"Comparar Noronha Lopes com Vale e Azevedo é um atentado quase criminoso"
Manuel Tinoco de Faria, antigo dirigente do Benfica na direção de Manuel Vilarinho, escreveu, esta sexta-feira, uma carta aberta aos sócios e adeptos do clube da Luz, horas antes da segunda volta das eleições para a presidência do emblema encarnado.
Numa longa nota, o vice-presidente na direção que foi liderada por Manuel Vilarinho, entre 2000 e 2003, sublinhou que a campanha que colocou Rui Costa e João Noronha Lopes "foi dura, apaixonada e vibrante, com alguns excessos de linguagem." Tinoco de Faria, que há algumas semanas declarou apoio ao gestor, apontou o dedo aos ataque que foram perpetrados contra o candidato de 59 anos na corrida ao cargo de presidente dos encarnados
"Também se caracterizou por ataques à personalidade e ao comportamento do candidato João Noronha Lopes que só posso considerar como soezes e difamatórios. O João Noronha Lopes foi acusado, primeiro, de ter votado contra a construção do estádio; depois, de ser o Vale e Azevedo dois; e, finalmente, de só ter estado 58 dias na direção do Dr. Vilarinho", começou por escrever Tinoco de Faria.
"Quanto à construção do estádio, a verdade é que todos nós ponderamos sobre a viabilidade de tal empreendimento face à situação dramática das finanças do SL Benfica, deixadas exangues por esse presidente de má memória que nos antecedeu.
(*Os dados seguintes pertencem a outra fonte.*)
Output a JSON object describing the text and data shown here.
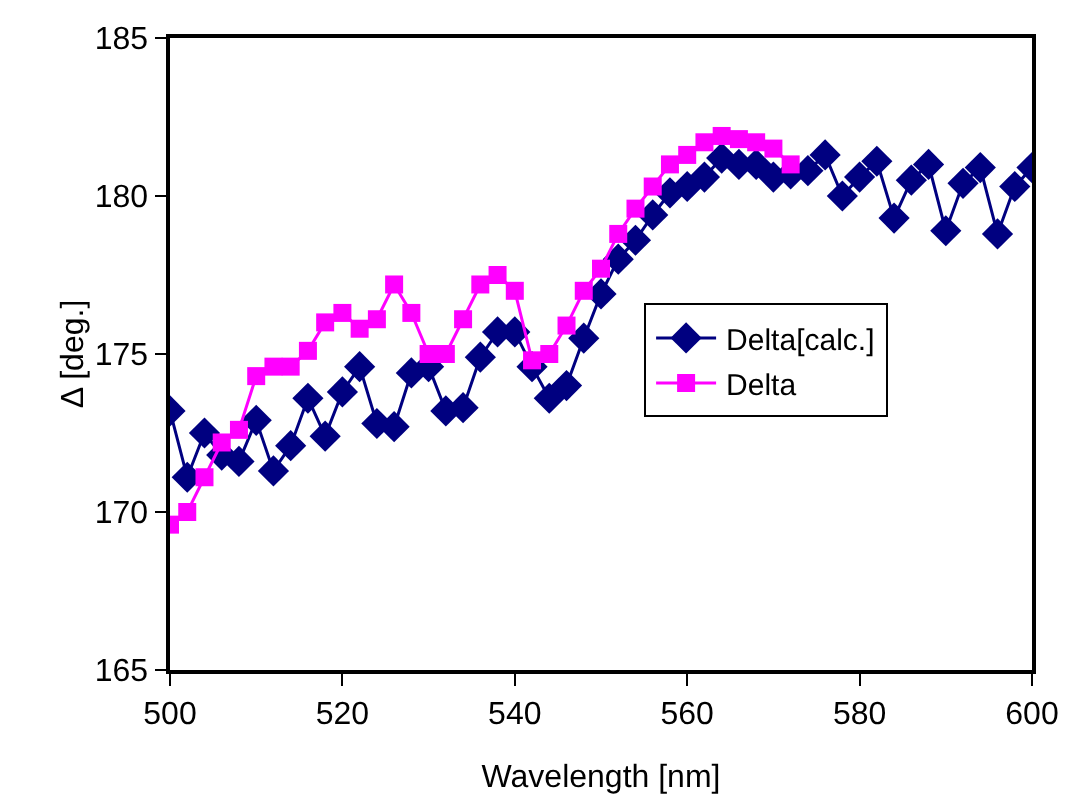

Tudo visto e ponderado, porém, acabámos todos de forma solidária a construção do estádio", prosseguiu, criticando as comparações que foram feitas entre Noronha Lopes e Vale e Azevedo.
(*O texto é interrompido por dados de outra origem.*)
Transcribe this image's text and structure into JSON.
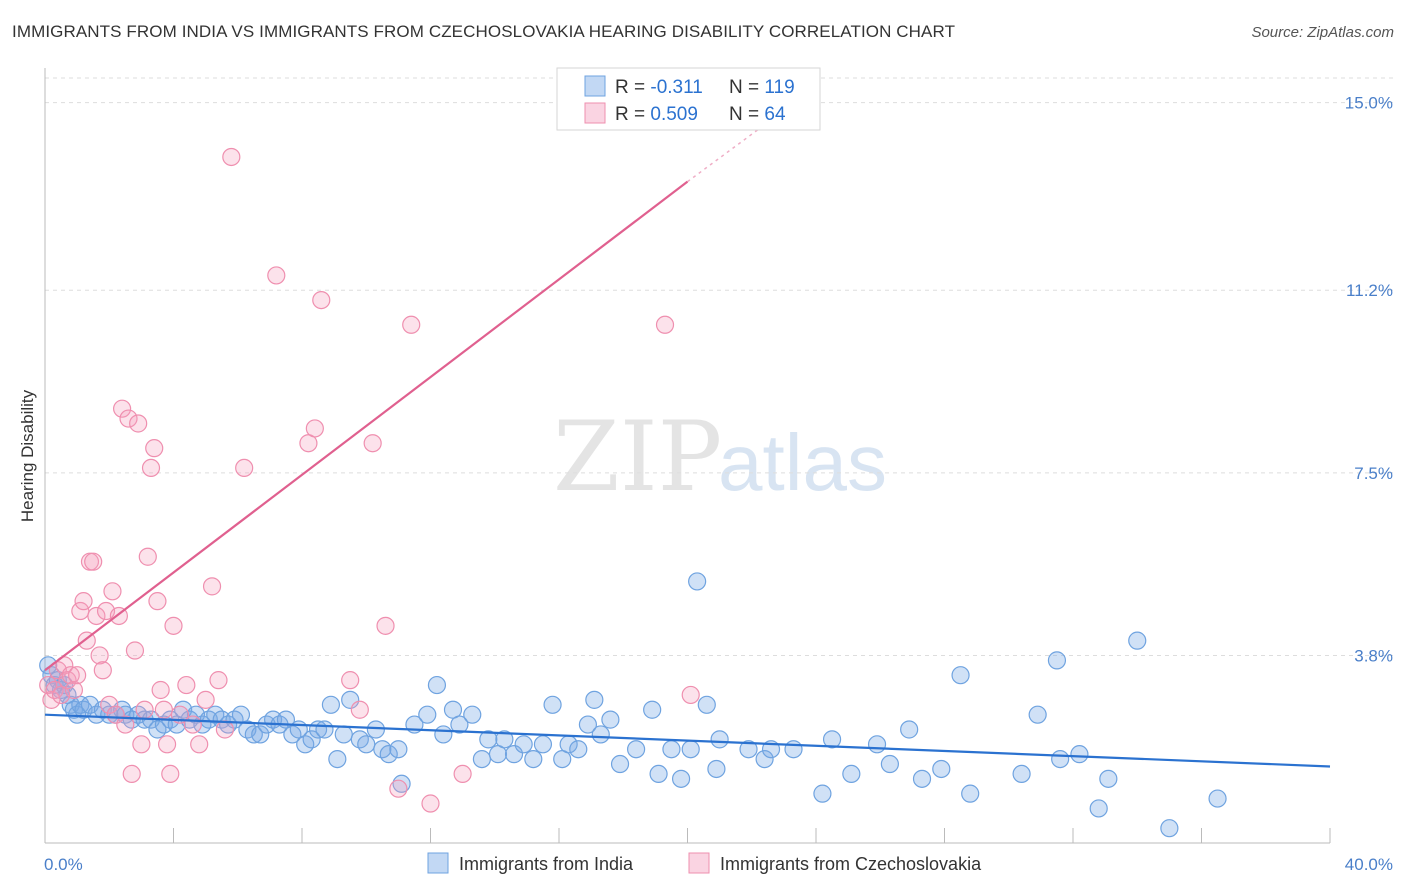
{
  "header": {
    "title": "IMMIGRANTS FROM INDIA VS IMMIGRANTS FROM CZECHOSLOVAKIA HEARING DISABILITY CORRELATION CHART",
    "source": "Source: ZipAtlas.com"
  },
  "watermark": {
    "zip": "ZIP",
    "atlas": "atlas"
  },
  "colors": {
    "blue": "#6fa3e0",
    "blue_fill": "rgba(120,168,230,0.35)",
    "blue_line": "#2b72d0",
    "pink": "#ef8faf",
    "pink_fill": "rgba(244,160,190,0.30)",
    "pink_line": "#e0608f",
    "tick_text": "#4a7fc9",
    "grid": "#dddddd"
  },
  "legend_top": {
    "rows": [
      {
        "r_label": "R = ",
        "r_value": "-0.311",
        "n_label": "N = ",
        "n_value": "119",
        "color": "blue"
      },
      {
        "r_label": "R = ",
        "r_value": "0.509",
        "n_label": "N = ",
        "n_value": "64",
        "color": "pink"
      }
    ]
  },
  "chart_data": {
    "type": "scatter",
    "title": "IMMIGRANTS FROM INDIA VS IMMIGRANTS FROM CZECHOSLOVAKIA HEARING DISABILITY CORRELATION CHART",
    "xlabel": "",
    "ylabel": "Hearing Disability",
    "xlim": [
      0,
      40
    ],
    "ylim": [
      0,
      15.5
    ],
    "x_tick_labels": [
      {
        "value": 0,
        "label": "0.0%"
      },
      {
        "value": 40,
        "label": "40.0%"
      }
    ],
    "y_ticks": [
      {
        "value": 3.8,
        "label": "3.8%"
      },
      {
        "value": 7.5,
        "label": "7.5%"
      },
      {
        "value": 11.2,
        "label": "11.2%"
      },
      {
        "value": 15.0,
        "label": "15.0%"
      }
    ],
    "grid": "horizontal dashed",
    "legend_position": "bottom-center",
    "series": [
      {
        "name": "Immigrants from India",
        "color": "blue",
        "trend": {
          "x0": 0,
          "y0": 2.6,
          "x1": 40,
          "y1": 1.55
        },
        "points": [
          [
            0.1,
            3.6
          ],
          [
            0.2,
            3.4
          ],
          [
            0.3,
            3.2
          ],
          [
            0.4,
            3.3
          ],
          [
            0.5,
            3.1
          ],
          [
            0.6,
            3.2
          ],
          [
            0.7,
            3.0
          ],
          [
            0.8,
            2.8
          ],
          [
            0.9,
            2.7
          ],
          [
            1.0,
            2.6
          ],
          [
            1.1,
            2.8
          ],
          [
            1.2,
            2.7
          ],
          [
            1.4,
            2.8
          ],
          [
            1.6,
            2.6
          ],
          [
            1.8,
            2.7
          ],
          [
            2.0,
            2.6
          ],
          [
            2.2,
            2.6
          ],
          [
            2.4,
            2.7
          ],
          [
            2.5,
            2.6
          ],
          [
            2.7,
            2.5
          ],
          [
            2.9,
            2.6
          ],
          [
            3.1,
            2.5
          ],
          [
            3.3,
            2.5
          ],
          [
            3.5,
            2.3
          ],
          [
            3.7,
            2.4
          ],
          [
            3.9,
            2.5
          ],
          [
            4.1,
            2.4
          ],
          [
            4.3,
            2.7
          ],
          [
            4.5,
            2.5
          ],
          [
            4.7,
            2.6
          ],
          [
            4.9,
            2.4
          ],
          [
            5.1,
            2.5
          ],
          [
            5.3,
            2.6
          ],
          [
            5.5,
            2.5
          ],
          [
            5.7,
            2.4
          ],
          [
            5.9,
            2.5
          ],
          [
            6.1,
            2.6
          ],
          [
            6.3,
            2.3
          ],
          [
            6.5,
            2.2
          ],
          [
            6.7,
            2.2
          ],
          [
            6.9,
            2.4
          ],
          [
            7.1,
            2.5
          ],
          [
            7.3,
            2.4
          ],
          [
            7.5,
            2.5
          ],
          [
            7.7,
            2.2
          ],
          [
            7.9,
            2.3
          ],
          [
            8.1,
            2.0
          ],
          [
            8.3,
            2.1
          ],
          [
            8.5,
            2.3
          ],
          [
            8.7,
            2.3
          ],
          [
            8.9,
            2.8
          ],
          [
            9.1,
            1.7
          ],
          [
            9.3,
            2.2
          ],
          [
            9.5,
            2.9
          ],
          [
            9.8,
            2.1
          ],
          [
            10.0,
            2.0
          ],
          [
            10.3,
            2.3
          ],
          [
            10.5,
            1.9
          ],
          [
            10.7,
            1.8
          ],
          [
            11.0,
            1.9
          ],
          [
            11.1,
            1.2
          ],
          [
            11.5,
            2.4
          ],
          [
            11.9,
            2.6
          ],
          [
            12.2,
            3.2
          ],
          [
            12.4,
            2.2
          ],
          [
            12.7,
            2.7
          ],
          [
            12.9,
            2.4
          ],
          [
            13.3,
            2.6
          ],
          [
            13.6,
            1.7
          ],
          [
            13.8,
            2.1
          ],
          [
            14.1,
            1.8
          ],
          [
            14.3,
            2.1
          ],
          [
            14.6,
            1.8
          ],
          [
            14.9,
            2.0
          ],
          [
            15.2,
            1.7
          ],
          [
            15.5,
            2.0
          ],
          [
            15.8,
            2.8
          ],
          [
            16.1,
            1.7
          ],
          [
            16.3,
            2.0
          ],
          [
            16.6,
            1.9
          ],
          [
            16.9,
            2.4
          ],
          [
            17.1,
            2.9
          ],
          [
            17.3,
            2.2
          ],
          [
            17.6,
            2.5
          ],
          [
            17.9,
            1.6
          ],
          [
            18.4,
            1.9
          ],
          [
            18.9,
            2.7
          ],
          [
            19.1,
            1.4
          ],
          [
            19.5,
            1.9
          ],
          [
            19.8,
            1.3
          ],
          [
            20.1,
            1.9
          ],
          [
            20.3,
            5.3
          ],
          [
            20.6,
            2.8
          ],
          [
            20.9,
            1.5
          ],
          [
            21.0,
            2.1
          ],
          [
            21.9,
            1.9
          ],
          [
            22.4,
            1.7
          ],
          [
            22.6,
            1.9
          ],
          [
            23.3,
            1.9
          ],
          [
            24.2,
            1.0
          ],
          [
            24.5,
            2.1
          ],
          [
            25.1,
            1.4
          ],
          [
            25.9,
            2.0
          ],
          [
            26.3,
            1.6
          ],
          [
            26.9,
            2.3
          ],
          [
            27.3,
            1.3
          ],
          [
            27.9,
            1.5
          ],
          [
            28.5,
            3.4
          ],
          [
            28.8,
            1.0
          ],
          [
            30.4,
            1.4
          ],
          [
            30.9,
            2.6
          ],
          [
            31.5,
            3.7
          ],
          [
            31.6,
            1.7
          ],
          [
            32.2,
            1.8
          ],
          [
            32.8,
            0.7
          ],
          [
            33.1,
            1.3
          ],
          [
            34.0,
            4.1
          ],
          [
            35.0,
            0.3
          ],
          [
            36.5,
            0.9
          ]
        ]
      },
      {
        "name": "Immigrants from Czechoslovakia",
        "color": "pink",
        "trend": {
          "x0": 0,
          "y0": 3.5,
          "x1": 20,
          "y1": 13.4,
          "dashed_to": {
            "x": 22.5,
            "y": 14.6
          }
        },
        "points": [
          [
            0.1,
            3.2
          ],
          [
            0.2,
            2.9
          ],
          [
            0.3,
            3.1
          ],
          [
            0.4,
            3.5
          ],
          [
            0.5,
            3.0
          ],
          [
            0.6,
            3.6
          ],
          [
            0.7,
            3.3
          ],
          [
            0.8,
            3.4
          ],
          [
            0.9,
            3.1
          ],
          [
            1.0,
            3.4
          ],
          [
            1.1,
            4.7
          ],
          [
            1.2,
            4.9
          ],
          [
            1.3,
            4.1
          ],
          [
            1.4,
            5.7
          ],
          [
            1.5,
            5.7
          ],
          [
            1.6,
            4.6
          ],
          [
            1.7,
            3.8
          ],
          [
            1.8,
            3.5
          ],
          [
            1.9,
            4.7
          ],
          [
            2.0,
            2.8
          ],
          [
            2.1,
            5.1
          ],
          [
            2.2,
            2.6
          ],
          [
            2.3,
            4.6
          ],
          [
            2.4,
            8.8
          ],
          [
            2.5,
            2.4
          ],
          [
            2.6,
            8.6
          ],
          [
            2.7,
            1.4
          ],
          [
            2.8,
            3.9
          ],
          [
            2.9,
            8.5
          ],
          [
            3.0,
            2.0
          ],
          [
            3.1,
            2.7
          ],
          [
            3.2,
            5.8
          ],
          [
            3.3,
            7.6
          ],
          [
            3.4,
            8.0
          ],
          [
            3.5,
            4.9
          ],
          [
            3.6,
            3.1
          ],
          [
            3.7,
            2.7
          ],
          [
            3.8,
            2.0
          ],
          [
            3.9,
            1.4
          ],
          [
            4.0,
            4.4
          ],
          [
            4.2,
            2.6
          ],
          [
            4.4,
            3.2
          ],
          [
            4.6,
            2.4
          ],
          [
            4.8,
            2.0
          ],
          [
            5.0,
            2.9
          ],
          [
            5.2,
            5.2
          ],
          [
            5.4,
            3.3
          ],
          [
            5.6,
            2.3
          ],
          [
            5.8,
            13.9
          ],
          [
            6.2,
            7.6
          ],
          [
            7.2,
            11.5
          ],
          [
            8.2,
            8.1
          ],
          [
            8.4,
            8.4
          ],
          [
            8.6,
            11.0
          ],
          [
            9.5,
            3.3
          ],
          [
            9.8,
            2.7
          ],
          [
            10.2,
            8.1
          ],
          [
            10.6,
            4.4
          ],
          [
            11.0,
            1.1
          ],
          [
            11.4,
            10.5
          ],
          [
            12.0,
            0.8
          ],
          [
            13.0,
            1.4
          ],
          [
            19.3,
            10.5
          ],
          [
            20.1,
            3.0
          ]
        ]
      }
    ]
  },
  "legend_bottom": [
    {
      "label": "Immigrants from India",
      "color": "blue"
    },
    {
      "label": "Immigrants from Czechoslovakia",
      "color": "pink"
    }
  ]
}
"A comparação do João Noronha Lopes com Vale e Azevedo é um atentado quase criminoso à pessoa de um Homem sério, de passado irrepreensível, com uma vida de trabalho atrás de si. Tal difamação, que terá feito caminho junto de alguns sócios, é manifestação de uma campanha insidiosa que importa denunciar e combater", argumentou Tinoco de Faria.
O antigo dirigente do clube da Luz falou ainda do momento em que João Noronha Lopes tomou posse na direção de Manuel Vilarinho e recordou o trajeto do gestor nos encarnados.
"João Noronha Lopes tomou posse comigo, como vice-presidente suplente, sendo certo que por decisão do Dr. Vilarinho e porque todos éramos poucos para fazer frente às enormes que encontrámos, o João Noronha Lopes passou imediatamente a trabalhar e a ajudar-me, enquanto vice-presidente da área jurídica, num conjunto de dossiers, designadamente na preparação da operação de aumento de capital a que nos propusemos. É que o SL Benfica nesse tempo não tinha, como hoje, vários e ilustres advogados externos. Éramos nós quem assegurava a defesa dos interesses do SL Benfica e o João participou nessas tarefas diariamente. Veio a renunciar ao cargo cerca de um ano depois por força de uma oportunidade profissional que não podia enjeitar e que todos nós, com pena, compreendemos", ressalvou Tinoco de Faria.
"Este meu depoimento tem por único objetivo contribuir para que numa eleição tão importante como a que amanhã terá lugar os sócios do SL Benfica votem em sã consciência e não estimulados por mentiras ou meias verdades", finalizou.